Myocardial infarction elevates endoplasmic reticulum stress and protein aggregation in heart as well as brain

Mol Cell Biochem. 2023 Nov 3. doi: 10.1007/s11010-023-04856-3. Online ahead of print.


Cardiovascular diseases, including myocardial infarction (MI), constitute the leading cause of morbidity and mortality worldwide. Protein-aggregate deposition is a hallmark of aging and neurodegeneration. Our previous study reported that aggregation is strikingly elevated in hearts of hypertensive and aged mice; however, no prior study has addressed MI effects on aggregation in heart or brain. Here, we present novel data on heart and brain aggregation in mice following experimental MI, induced by left coronary artery (LCA) ligation. Infarcted and peri-infarcted heart tissue, and whole cerebra, were isolated from mice at sacrifice, 7 days following LCA ligation. Sham-MI mice (identical surgery without ligation) served as controls. We purified detergent-insoluble aggregates from these tissues, and quantified key protein constituents by high-resolution mass spectrometry (LC-MS/MS). Infarct heart tissue had 2.5- to 10-fold more aggregates than non-infarct or sham-MI heart tissue (each P = 0.001). Protein constituents from MI cerebral aggregates overlapped substantially with those from human Alzheimer's disease brain.

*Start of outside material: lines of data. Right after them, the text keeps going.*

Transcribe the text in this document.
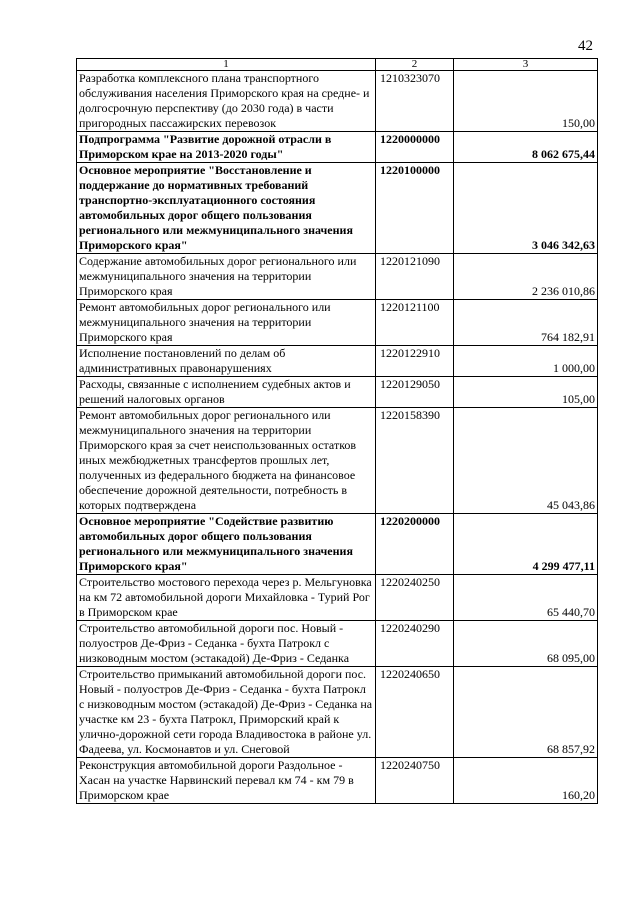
42
1	2	3
Разработка комплексного плана транспортного обслуживания населения Приморского края на средне- и долгосрочную перспективу (до 2030 года) в части пригородных пассажирских перевозок	1210323070	150,00
Подпрограмма "Развитие дорожной отрасли в Приморском крае на 2013-2020 годы"	1220000000	8 062 675,44
Основное мероприятие "Восстановление и поддержание до нормативных требований транспортно-эксплуатационного состояния автомобильных дорог общего пользования регионального или межмуниципального значения Приморского края"	1220100000	3 046 342,63
Содержание автомобильных дорог регионального или межмуниципального значения на территории Приморского края	1220121090	2 236 010,86
Ремонт автомобильных дорог регионального или межмуниципального значения на территории Приморского края	1220121100	764 182,91
Исполнение постановлений по делам об административных правонарушениях	1220122910	1 000,00
Расходы, связанные с исполнением судебных актов и решений налоговых органов	1220129050	105,00
Ремонт автомобильных дорог регионального или межмуниципального значения на территории Приморского края за счет неиспользованных остатков иных межбюджетных трансфертов прошлых лет, полученных из федерального бюджета на финансовое обеспечение дорожной деятельности, потребность в которых подтверждена	1220158390	45 043,86
Основное мероприятие "Содействие развитию автомобильных дорог общего пользования регионального или межмуниципального значения Приморского края"	1220200000	4 299 477,11
Строительство мостового перехода через р. Мельгуновка на км 72 автомобильной дороги Михайловка - Турий Рог в Приморском крае	1220240250	65 440,70
Строительство автомобильной дороги пос. Новый - полуостров Де-Фриз - Седанка - бухта Патрокл с низководным мостом (эстакадой) Де-Фриз - Седанка	1220240290	68 095,00
Строительство примыканий автомобильной дороги пос. Новый - полуостров Де-Фриз - Седанка - бухта Патрокл с низководным мостом (эстакадой) Де-Фриз - Седанка на участке км 23 - бухта Патрокл, Приморский край к улично-дорожной сети города Владивостока в районе ул. Фадеева, ул. Космонавтов и ул. Снеговой	1220240650	68 857,92
Реконструкция автомобильной дороги Раздольное - Хасан на участке Нарвинский перевал км 74 - км 79 в Приморском крае	1220240750	160,20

Prior injection of mice with mesenchymal stem cell (MSC) exosomes, shown to limit infarct size after LCA ligation, reduced cardiac aggregation ~ 60%, and attenuated markers of endoplasmic reticulum (ER) stress in heart and brain (GRP78, ATF6, P-PERK) by 50-75%. MI also elevated aggregate constituents enriched in Alzheimer's disease (AD) aggregates, such as proteasomal subunits, heat-shock proteins, complement C3, clusterin/ApoJ, and other apolipoproteins. These data provide novel evidence that aggregation is elevated in mouse hearts and brains after myocardial ischemia, leading to cognitive impairment resembling AD, but can be attenuated by exosomes or drug (CDN1163) interventions that oppose ER stress.

Keywords: Aging; Alzheimer’s disease; Endoplasmic reticulum stress (ER stress); Exosomes; Hypoxia; Myocardial infarction (MI); Protein aggregation.